To meet this demand, wireless carriers often find it necessary to lease space on existing utility poles because of local zoning restrictions and the high cost of building dedicated stand-alone poles.  Unfortunately, utility pole owners and operators often view pole attachment leases as a means to line their coffers by charging high rates – or worse, use unreasonable negotiation tactics as a means of keeping wireless carriers off of poles entirely.  The pole attachment fees charged to broadband providers, regardless of the type of technology, as well as denial of access to publicly owned rights-of-way, have the potential to inflate the cost of network construction or result in suboptimal network construction that potentially degrades the quality of broadband networks available to consumers.

The National Broadband Plan (NBP) found that existing poles, conduits, rooftops and rights-of-way play an important role in expanding broadband networks.  Following the release of the NBP, the Federal Communications Commission (FCC) revamped its formula for pole attachment leasing rates.  Section 224 of the Communications Act authorizes the FCC to set this formula, however, states that certify that they have regulatory authority over rates, terms, and conditions over access to poles, ducts, conduits, and rights-of-way are exempt from using the FCC’s formula.

Arkansas is one of the states that self-certifies that it regulates pole attachments, exempting the state from the FCC’s formula.  On October 27, 2015, the Arkansas Public Service Commission (PSC) will be reviewing utility pole attachments rates (Docket #15-019-R) in order to determine whether wireless providers should be charged the same rate or a higher rate for pole attachments as wired communications providers.  The PSC will also have the opportunity to prevent utilities from demanding unreasonable contact terms or otherwise delaying implementation.

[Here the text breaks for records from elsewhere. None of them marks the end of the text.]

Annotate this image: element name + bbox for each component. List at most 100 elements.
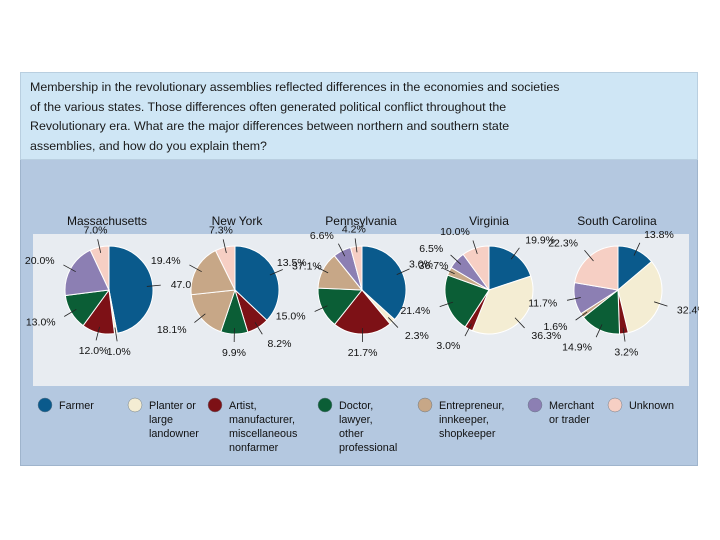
- leader-line: [95, 326, 100, 341]
- legend-swatch: [527, 397, 543, 413]
- legend-swatch: [417, 397, 433, 413]
- legend-label: manufacturer,: [229, 414, 295, 426]
- leader-line: [315, 266, 329, 274]
- leader-line: [510, 247, 520, 260]
- slice-label: 2.3%: [405, 330, 429, 342]
- leader-line: [575, 311, 588, 321]
- legend-label: Unknown: [629, 400, 674, 412]
- leader-line: [633, 242, 641, 256]
- legend-item-planter: Planter or large landowner: [127, 397, 199, 440]
- legend-item-merchant: Merchant or trader: [527, 397, 594, 426]
- figure-caption: Membership in the revolutionary assembli…: [30, 80, 560, 153]
- slice-label: 6.6%: [310, 230, 334, 242]
- legend-item-unknown: Unknown: [607, 397, 674, 413]
- slice-label: 36.3%: [531, 330, 561, 342]
- legend-swatch: [207, 397, 223, 413]
- legend-swatch: [37, 397, 53, 413]
- state-title: Massachusetts: [67, 214, 147, 228]
- legend-swatch: [607, 397, 623, 413]
- slice-label: 1.6%: [544, 321, 568, 333]
- legend-label: Merchant: [549, 400, 594, 412]
- slice-label: 8.2%: [268, 338, 292, 350]
- caption-box: Membership in the revolutionary assembli…: [20, 72, 698, 160]
- slice-label: 4.2%: [342, 224, 366, 236]
- leader-line: [396, 268, 410, 275]
- slice-label: 13.0%: [26, 317, 56, 329]
- legend-label: nonfarmer: [229, 442, 279, 454]
- legend-label: professional: [339, 442, 397, 454]
- leader-line: [595, 324, 603, 338]
- pie-pennsylvania: Pennsylvania 36.7% 2.3% 21.7% 15.0% 13.5% 6.6%…: [276, 214, 449, 359]
- legend-item-artist: Artist, manufacturer, miscellaneous nonfarm…: [207, 397, 298, 454]
- pie-virginia: Virginia 19.9% 36.3% 3.0% 21.4% 3.0% 6.5% 10.0%: [400, 214, 561, 352]
- slice-label: 10.0%: [440, 226, 470, 238]
- leader-line: [472, 240, 478, 254]
- legend-swatch: [127, 397, 143, 413]
- slice-label: 3.2%: [614, 346, 638, 358]
- leader-line: [653, 301, 668, 307]
- leader-line: [439, 301, 454, 307]
- slice-label: 13.5%: [277, 257, 307, 269]
- leader-line: [222, 239, 227, 254]
- legend-item-farmer: Farmer: [37, 397, 94, 413]
- slice-label: 9.9%: [222, 347, 246, 359]
- legend-label: Entrepreneur,: [439, 400, 504, 412]
- leader-line: [622, 327, 626, 342]
- legend-label: landowner: [149, 428, 199, 440]
- legend-label: Artist,: [229, 400, 257, 412]
- slice-label: 22.3%: [548, 238, 578, 250]
- slice-label: 36.7%: [419, 260, 449, 272]
- leader-line: [194, 313, 206, 323]
- state-title: Virginia: [469, 214, 509, 228]
- leader-line: [63, 264, 76, 273]
- pie-massachusetts: Massachusetts47.0%1.0%12.0%13.0%20.0%7.0…: [25, 214, 201, 358]
- leader-line: [114, 327, 118, 342]
- slice-label: 3.0%: [409, 259, 433, 271]
- state-title: New York: [212, 214, 264, 228]
- slice-label: 1.0%: [107, 346, 131, 358]
- leader-line: [269, 269, 283, 276]
- leader-line: [146, 284, 161, 287]
- state-title: Pennsylvania: [325, 214, 397, 228]
- slice-label: 6.5%: [419, 243, 443, 255]
- slice-label: 14.9%: [562, 341, 592, 353]
- slice-label: 7.3%: [209, 225, 233, 237]
- legend-label: other: [339, 428, 364, 440]
- legend-label: miscellaneous: [229, 428, 298, 440]
- leader-line: [64, 308, 77, 317]
- leader-line: [97, 239, 102, 254]
- slice-label: 12.0%: [79, 345, 109, 357]
- slice-label: 20.0%: [25, 255, 55, 267]
- leader-line: [254, 322, 263, 335]
- slice-label: 18.1%: [157, 324, 187, 336]
- slice-label: 19.4%: [151, 255, 181, 267]
- leader-line: [450, 254, 462, 265]
- legend-label: innkeeper,: [439, 414, 489, 426]
- leader-line: [387, 317, 399, 328]
- slice-label: 19.9%: [525, 235, 555, 247]
- legend-label: or trader: [549, 414, 590, 426]
- legend-item-entrepreneur: Entrepreneur, innkeeper, shopkeeper: [417, 397, 504, 440]
- chart-area: Massachusetts 47.0% 1.0% 12.0% 13.0% 20.0% 7.0…: [20, 160, 699, 466]
- leader-line: [441, 267, 455, 275]
- leader-line: [338, 243, 346, 257]
- slice-label: 15.0%: [276, 311, 306, 323]
- slice-label: 11.7%: [528, 297, 557, 309]
- legend-label: large: [149, 414, 173, 426]
- legend-label: Farmer: [59, 400, 94, 412]
- slice-label: 21.7%: [348, 347, 378, 359]
- legend-swatch: [317, 397, 333, 413]
- leader-line: [514, 317, 525, 329]
- legend-label: lawyer,: [339, 414, 373, 426]
- pie-charts-svg: Massachusetts47.0%1.0%12.0%13.0%20.0%7.0…: [25, 214, 699, 454]
- slice-label: 21.4%: [400, 305, 430, 317]
- slice-label: 32.4%: [677, 304, 699, 316]
- legend-label: Doctor,: [339, 400, 373, 412]
- leader-line: [566, 297, 581, 301]
- legend-item-doctor: Doctor, lawyer, other professional: [317, 397, 397, 454]
- legend-label: Planter or: [149, 400, 196, 412]
- pie-new-york: New York 37.1% 8.2% 9.9% 18.1% 19.4% 7.3%: [151, 214, 322, 359]
- slice-label: 13.8%: [644, 229, 674, 241]
- leader-line: [584, 250, 594, 262]
- leader-line: [354, 238, 358, 253]
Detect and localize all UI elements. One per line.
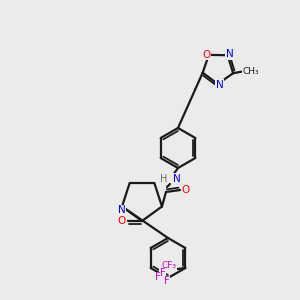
Text: N: N <box>226 49 233 59</box>
Text: N: N <box>173 174 181 184</box>
Text: N: N <box>118 206 126 215</box>
Text: F: F <box>164 276 169 286</box>
Text: H: H <box>160 174 167 184</box>
Text: CH₃: CH₃ <box>243 67 260 76</box>
Text: CF₃: CF₃ <box>162 260 177 269</box>
Text: F: F <box>154 272 160 282</box>
Text: O: O <box>118 216 126 226</box>
Text: O: O <box>203 50 211 60</box>
Text: F: F <box>160 268 165 278</box>
Text: N: N <box>216 80 224 90</box>
Text: O: O <box>182 185 190 195</box>
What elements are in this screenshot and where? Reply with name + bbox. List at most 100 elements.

According to an article in the Democrat-Gazette, 35 percent of Arkansans rely exclusively on wireless service for their telephone needs.  If the PSC determines that wireless providers must pay higher rates on pole attachments than other broadband providers, wireless consumers in Arkansas could see their bills increase to offset the higher cost of infrastructure improvements.  Or worse, they may see network investments directed to other states with pole use policies that encourage broadband deployment.

As states review policies governing rates for pole attachments, public utility commissions should review the FCC formula when determining if their own rates are fair and equitable.  Keeping rates on pole attachment leases technology neutral is a first step.